Quiruvilca. The Quiruvilca mine is an underground silver polymetallic vein mine located at an elevation of 3,800 metres in the Andes Mountains in northwest Peru, approximately 130 kilometres inland
S-3
from the coastal city of Trujillo. It has been operated by us since late 1995. In 2006, the Quiruvilca mine is expected to produce 2.0 million ounces of silver at a cash cost of $4.30 per ounce of silver. The Quiruvilca mine has a projected mine life of four years at current production rates. In addition, the mine holds a substantial amount of measured and indicated resources, which our management believes have a high probability, at current metal prices, of being converted into proven and probable reserves, which would extend the life of the mine.
La Colorada. The La Colorada underground silver mine is located approximately midway between the cities of Zacatecas and Durango in west central Mexico. The property lies within a geologic belt known as the "Faja de Plata" (silver belt) that extends for approximately 800 kilometres along the Sierra Madre Mountains and contains many of the deposits that make Mexico the largest silver producing country in the world. The La Colorada mine commenced commercial production in January 2004, after we completed a $20.0 million expansion. In 2006, we anticipate restarting the sulphide mill and plant at La Colorada which is expected to increase annual silver production to approximately 4.0 million ounces at a cash cost of $5.44 per ounce of silver. La Colorada has a projected mine life of 4.5 years. We are currently conducting exploration drilling at the mine site with a view to increasing this mine life.

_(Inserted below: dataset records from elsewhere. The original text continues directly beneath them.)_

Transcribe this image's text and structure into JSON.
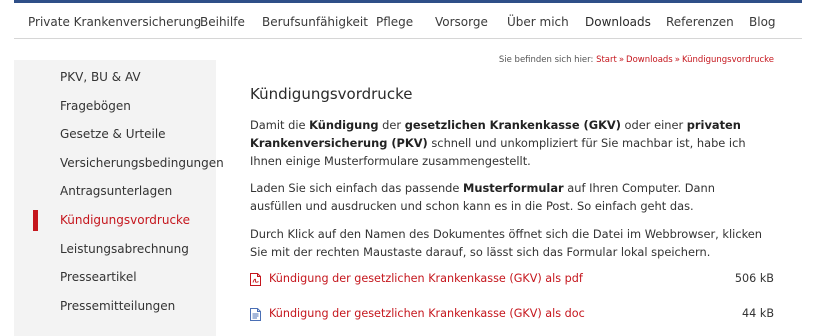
{
  "nav": {
    "items": [
      {
        "label": "Private Krankenversicherung"
      },
      {
        "label": "Beihilfe"
      },
      {
        "label": "Berufsunfähigkeit"
      },
      {
        "label": "Pflege"
      },
      {
        "label": "Vorsorge"
      },
      {
        "label": "Über mich"
      },
      {
        "label": "Downloads"
      },
      {
        "label": "Referenzen"
      },
      {
        "label": "Blog"
      }
    ]
  },
  "sidebar": {
    "items": [
      {
        "label": "PKV, BU & AV"
      },
      {
        "label": "Fragebögen"
      },
      {
        "label": "Gesetze & Urteile"
      },
      {
        "label": "Versicherungsbedingungen"
      },
      {
        "label": "Antragsunterlagen"
      },
      {
        "label": "Kündigungsvordrucke"
      },
      {
        "label": "Leistungsabrechnung"
      },
      {
        "label": "Presseartikel"
      },
      {
        "label": "Pressemitteilungen"
      }
    ],
    "active_index": 5
  },
  "breadcrumb": {
    "prefix": "Sie befinden sich hier:",
    "items": [
      "Start",
      "Downloads",
      "Kündigungsvordrucke"
    ],
    "separator": "»"
  },
  "content": {
    "title": "Kündigungsvordrucke",
    "p1": {
      "t1": "Damit die ",
      "b1": "Kündigung",
      "t2": " der ",
      "b2": "gesetzlichen Krankenkasse (GKV)",
      "t3": " oder einer ",
      "b3": "privaten Krankenversicherung (PKV)",
      "t4": " schnell und unkompliziert für Sie machbar ist, habe ich Ihnen einige Musterformulare zusammengestellt."
    },
    "p2": {
      "t1": "Laden Sie sich einfach das passende ",
      "b1": "Musterformular",
      "t2": " auf Ihren Computer. Dann ausfüllen und ausdrucken und schon kann es in die Post. So einfach geht das."
    },
    "p3": "Durch Klick auf den Namen des Dokumentes öffnet sich die Datei im Webbrowser, klicken Sie mit der rechten Maustaste darauf, so lässt sich das Formular lokal speichern.",
    "downloads": [
      {
        "label": "Kündigung der gesetzlichen Krankenkasse (GKV) als pdf",
        "size": "506 kB",
        "icon": "pdf-file-icon"
      },
      {
        "label": "Kündigung der gesetzlichen Krankenkasse (GKV) als doc",
        "size": "44 kB",
        "icon": "doc-file-icon"
      }
    ]
  },
  "colors": {
    "accent": "#c5161d",
    "topline": "#2f4f88",
    "sidebar_bg": "#f3f3f3"
  }
}
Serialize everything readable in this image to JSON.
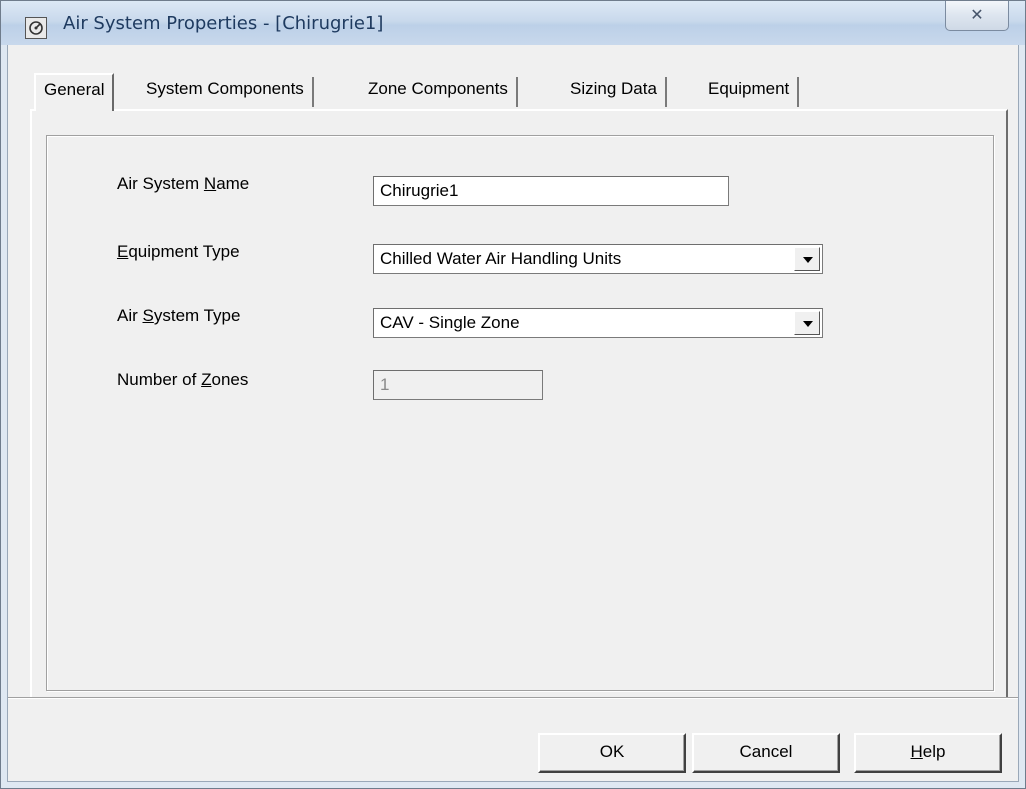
{
  "window": {
    "title": "Air System Properties - [Chirugrie1]",
    "close_glyph": "✕"
  },
  "tabs": [
    {
      "label": "General",
      "active": true
    },
    {
      "label": "System Components",
      "active": false
    },
    {
      "label": "Zone Components",
      "active": false
    },
    {
      "label": "Sizing Data",
      "active": false
    },
    {
      "label": "Equipment",
      "active": false
    }
  ],
  "form": {
    "name_label_pre": "Air System ",
    "name_label_u": "N",
    "name_label_post": "ame",
    "name_value": "Chirugrie1",
    "equip_label_u": "E",
    "equip_label_post": "quipment Type",
    "equip_value": "Chilled Water Air Handling Units",
    "systype_label_pre": "Air ",
    "systype_label_u": "S",
    "systype_label_post": "ystem Type",
    "systype_value": "CAV - Single Zone",
    "zones_label_pre": "Number of ",
    "zones_label_u": "Z",
    "zones_label_post": "ones",
    "zones_value": "1"
  },
  "buttons": {
    "ok": "OK",
    "cancel": "Cancel",
    "help_u": "H",
    "help_post": "elp"
  },
  "icons": {
    "app": "air-system-icon",
    "dropdown": "chevron-down-icon",
    "close": "close-icon"
  }
}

Stockpiles. In 2002, we acquired the right to mine and sell 600,000 tonnes of silver-rich pyrite stockpiles in the Cerro de Pasco mining district of Peru to a smelter, where the ore is used as process flux and we are paid for the contained silver. Approximately 650,000 ounces of silver at a cash cost of $1.78 per ounce of silver is expected to be produced from our stockpile operations in 2006.
San Vicente. We hold a 55% interest in the San Vicente silver property, which is located in the Potosi department of the Bolivian Andes. In 2005, we and our our Bolivian joint-venture partner, EMUSA, undertook small-scale toll-milling on the property. In 2006, we expect these operations to produce approximately 280,000 ounces of silver at a cash cost of $3.50 per ounce of silver. During 2006, we also will be completing a feasibility study on building a new mill at San Vicente to expand our share of production to more than 2.0 million ounces of silver annually.
Mine Operating Earnings
The following graph details our consolidated mine operating earnings for our last five financial years. We calculate mine operating earnings as sales, less cost of sales, less depreciation and amortization.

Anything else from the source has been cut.